Гнев гостя поутих и сменился скорее любопытством, ну а мимик тихонечко так принялся молить:

— Я честно не хотел ваш облик во зло использовать. И мысли не было, почтенный, вам навредить! Лишь женщин осчастливил. Вот. Да вот и все, собственно. Вы же понимаете, как они падки на иноземцев…

Юлиан оглянулся.

— Это все твои костюмы?

— Нет. Я портной. Ну, то бишь шью под заказ костюмы соседям и тем заказчицам, с которыми встречаюсь, — выпалил мимик. — А часть нарядов моя, да. Это ведь непросто — обращаться в кого-то. Нужно придумать такой фасон, чтобы одежда не разошлась по швам или не удушила.

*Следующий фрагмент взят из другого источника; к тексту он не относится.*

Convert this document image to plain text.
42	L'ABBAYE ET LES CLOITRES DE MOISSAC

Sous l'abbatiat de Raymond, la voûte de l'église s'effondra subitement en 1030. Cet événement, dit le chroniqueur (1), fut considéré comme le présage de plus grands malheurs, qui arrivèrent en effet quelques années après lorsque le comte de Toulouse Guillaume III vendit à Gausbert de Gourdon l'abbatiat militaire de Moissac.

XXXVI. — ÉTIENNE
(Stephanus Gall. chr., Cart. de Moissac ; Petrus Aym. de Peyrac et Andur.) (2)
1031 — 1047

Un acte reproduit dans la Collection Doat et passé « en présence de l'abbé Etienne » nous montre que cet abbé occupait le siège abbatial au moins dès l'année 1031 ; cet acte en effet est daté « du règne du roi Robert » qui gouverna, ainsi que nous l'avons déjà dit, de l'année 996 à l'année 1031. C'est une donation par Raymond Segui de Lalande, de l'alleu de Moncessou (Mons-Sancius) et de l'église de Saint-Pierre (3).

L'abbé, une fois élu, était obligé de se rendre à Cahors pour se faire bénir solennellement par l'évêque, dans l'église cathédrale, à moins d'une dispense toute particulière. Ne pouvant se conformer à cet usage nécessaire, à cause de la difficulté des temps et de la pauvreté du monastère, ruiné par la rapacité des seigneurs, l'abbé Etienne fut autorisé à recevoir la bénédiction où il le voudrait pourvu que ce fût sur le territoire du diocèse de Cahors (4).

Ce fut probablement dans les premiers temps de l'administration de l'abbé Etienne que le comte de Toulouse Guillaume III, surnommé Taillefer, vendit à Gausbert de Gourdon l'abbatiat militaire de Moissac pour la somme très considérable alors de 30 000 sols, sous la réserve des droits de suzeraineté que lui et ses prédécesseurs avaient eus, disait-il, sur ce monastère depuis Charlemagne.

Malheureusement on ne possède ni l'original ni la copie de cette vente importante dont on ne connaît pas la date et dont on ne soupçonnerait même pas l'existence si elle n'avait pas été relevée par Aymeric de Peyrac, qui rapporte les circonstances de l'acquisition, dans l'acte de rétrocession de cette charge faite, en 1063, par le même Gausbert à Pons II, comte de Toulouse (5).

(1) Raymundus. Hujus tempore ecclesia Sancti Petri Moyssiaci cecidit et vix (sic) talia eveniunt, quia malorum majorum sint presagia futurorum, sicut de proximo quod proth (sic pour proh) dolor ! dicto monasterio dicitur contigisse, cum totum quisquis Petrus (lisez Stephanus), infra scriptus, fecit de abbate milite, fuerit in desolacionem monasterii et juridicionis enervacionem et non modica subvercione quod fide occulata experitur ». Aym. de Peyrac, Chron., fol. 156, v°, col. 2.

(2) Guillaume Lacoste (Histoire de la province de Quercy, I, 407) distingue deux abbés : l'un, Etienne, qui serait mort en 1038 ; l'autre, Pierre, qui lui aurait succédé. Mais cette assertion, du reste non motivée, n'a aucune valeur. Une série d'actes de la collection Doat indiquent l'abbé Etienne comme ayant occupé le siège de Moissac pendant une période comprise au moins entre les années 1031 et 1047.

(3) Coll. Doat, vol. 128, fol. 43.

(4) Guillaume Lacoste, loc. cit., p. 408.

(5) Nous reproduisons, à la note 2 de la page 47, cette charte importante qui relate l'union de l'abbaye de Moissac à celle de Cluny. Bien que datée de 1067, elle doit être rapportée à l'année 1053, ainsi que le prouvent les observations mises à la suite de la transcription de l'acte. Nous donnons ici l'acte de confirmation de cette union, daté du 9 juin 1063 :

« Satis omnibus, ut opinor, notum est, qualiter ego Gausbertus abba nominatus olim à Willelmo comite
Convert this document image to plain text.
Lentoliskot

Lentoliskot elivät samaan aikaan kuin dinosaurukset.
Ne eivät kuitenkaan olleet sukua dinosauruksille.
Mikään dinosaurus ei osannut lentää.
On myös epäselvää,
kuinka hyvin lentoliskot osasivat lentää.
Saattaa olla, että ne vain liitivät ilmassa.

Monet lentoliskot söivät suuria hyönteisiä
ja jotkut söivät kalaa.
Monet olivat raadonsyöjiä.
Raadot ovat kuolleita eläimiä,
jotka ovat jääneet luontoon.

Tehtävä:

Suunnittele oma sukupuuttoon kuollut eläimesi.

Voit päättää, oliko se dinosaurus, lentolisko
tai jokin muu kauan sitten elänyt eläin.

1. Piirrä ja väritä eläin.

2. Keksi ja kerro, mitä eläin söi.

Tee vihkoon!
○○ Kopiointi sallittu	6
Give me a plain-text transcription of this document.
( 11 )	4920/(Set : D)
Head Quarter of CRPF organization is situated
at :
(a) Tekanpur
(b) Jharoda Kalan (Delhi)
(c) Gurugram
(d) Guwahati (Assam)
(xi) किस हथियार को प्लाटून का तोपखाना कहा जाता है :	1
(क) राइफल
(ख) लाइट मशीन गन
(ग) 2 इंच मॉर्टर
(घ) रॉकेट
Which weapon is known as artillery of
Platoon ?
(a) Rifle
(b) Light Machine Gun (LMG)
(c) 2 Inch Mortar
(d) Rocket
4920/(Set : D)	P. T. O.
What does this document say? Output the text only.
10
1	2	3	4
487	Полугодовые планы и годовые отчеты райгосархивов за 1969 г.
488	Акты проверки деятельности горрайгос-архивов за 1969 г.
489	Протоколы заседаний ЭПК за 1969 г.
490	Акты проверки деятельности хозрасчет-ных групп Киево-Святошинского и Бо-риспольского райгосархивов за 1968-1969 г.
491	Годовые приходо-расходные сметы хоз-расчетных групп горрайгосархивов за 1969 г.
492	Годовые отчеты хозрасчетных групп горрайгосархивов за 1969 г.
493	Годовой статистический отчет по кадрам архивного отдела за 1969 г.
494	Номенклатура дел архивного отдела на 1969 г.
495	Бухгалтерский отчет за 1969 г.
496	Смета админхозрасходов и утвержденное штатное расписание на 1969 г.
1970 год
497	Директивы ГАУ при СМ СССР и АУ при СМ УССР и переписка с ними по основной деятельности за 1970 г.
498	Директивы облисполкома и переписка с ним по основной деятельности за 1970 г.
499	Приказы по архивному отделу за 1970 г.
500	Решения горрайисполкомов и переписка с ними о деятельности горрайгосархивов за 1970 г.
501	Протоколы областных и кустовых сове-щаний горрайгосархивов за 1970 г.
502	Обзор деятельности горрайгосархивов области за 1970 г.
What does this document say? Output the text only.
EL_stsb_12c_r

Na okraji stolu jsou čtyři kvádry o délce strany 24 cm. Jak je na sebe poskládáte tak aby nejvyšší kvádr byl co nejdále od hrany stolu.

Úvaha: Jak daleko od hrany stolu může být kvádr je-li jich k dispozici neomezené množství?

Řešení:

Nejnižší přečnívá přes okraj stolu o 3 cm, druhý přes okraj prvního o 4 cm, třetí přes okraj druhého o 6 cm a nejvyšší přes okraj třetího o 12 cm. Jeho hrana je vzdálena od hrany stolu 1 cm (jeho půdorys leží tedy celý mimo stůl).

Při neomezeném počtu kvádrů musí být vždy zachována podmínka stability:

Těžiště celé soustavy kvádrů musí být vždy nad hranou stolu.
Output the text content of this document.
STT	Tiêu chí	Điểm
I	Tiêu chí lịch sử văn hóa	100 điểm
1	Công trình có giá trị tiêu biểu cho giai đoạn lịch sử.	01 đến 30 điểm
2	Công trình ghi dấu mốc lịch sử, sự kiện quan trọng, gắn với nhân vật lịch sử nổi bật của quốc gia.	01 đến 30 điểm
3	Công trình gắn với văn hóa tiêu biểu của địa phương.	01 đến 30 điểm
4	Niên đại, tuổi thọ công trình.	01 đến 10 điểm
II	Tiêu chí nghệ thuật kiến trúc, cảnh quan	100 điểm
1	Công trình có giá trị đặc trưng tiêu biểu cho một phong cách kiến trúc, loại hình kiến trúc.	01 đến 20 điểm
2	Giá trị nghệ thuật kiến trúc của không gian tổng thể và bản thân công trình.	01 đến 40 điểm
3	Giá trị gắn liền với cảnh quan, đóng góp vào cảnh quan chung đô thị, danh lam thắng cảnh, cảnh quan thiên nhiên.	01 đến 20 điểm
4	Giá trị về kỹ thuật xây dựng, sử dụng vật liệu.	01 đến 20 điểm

— А платья? Платья на заказ? Или есть твои? — вампиру стало интересно.

— Могу и женщиной обернуться, если вы об этом, почтенный. Вон то зелененькое — мое, из шерстяной пряжи, — добавил Момо уже хвастливо. — Между прочим, дорогая шерстийка! Брал на главной ярмарке перед жатвой.

Юлиан повернулся и разглядел на гвозде неказистое платье, сшитое вкривь и вкось.

— И часто ли ты можешь обращаться в других людей?

— Ну, каждое превращение забирает силы. Кушать потом очень хочется. А если увлечься, то не заметишь, как свалишься и уснешь на полдня. Непросто, в общем, почтенный, ой как непросто.

— Понятно. И что же мне с тобой делать, Момо, а? — снова сдвинул с суровым видом брови Юлиан.

— Милостивый почтенный, — шмыгнул носом тот. — Да ну я же вам ничего не сделал. Я же так, пару разочков использовал ваш облик, честно-пречестно! Ну не пару — чутка больше. Но я живу худо-бедно. Вы же посмотрите! У меня нет в комнате ни украшений, ни дорогих тканей, мне хватает только на еду, комнату и мое ремесло.

Да, жил Момо действительно на грани нищеты, размышлял Юлиан. Будь он вором, убийцей или слугой гильдий, то не обитал бы в таких отвратительных условиях.

— Как тебя звать?

— Момо.

— А настоящее имя?

— Так и звать… Момо или Момоний, — засмущался мимик.

— Ты что же это, с настоящим именем ходишь? — удивился Юлиан.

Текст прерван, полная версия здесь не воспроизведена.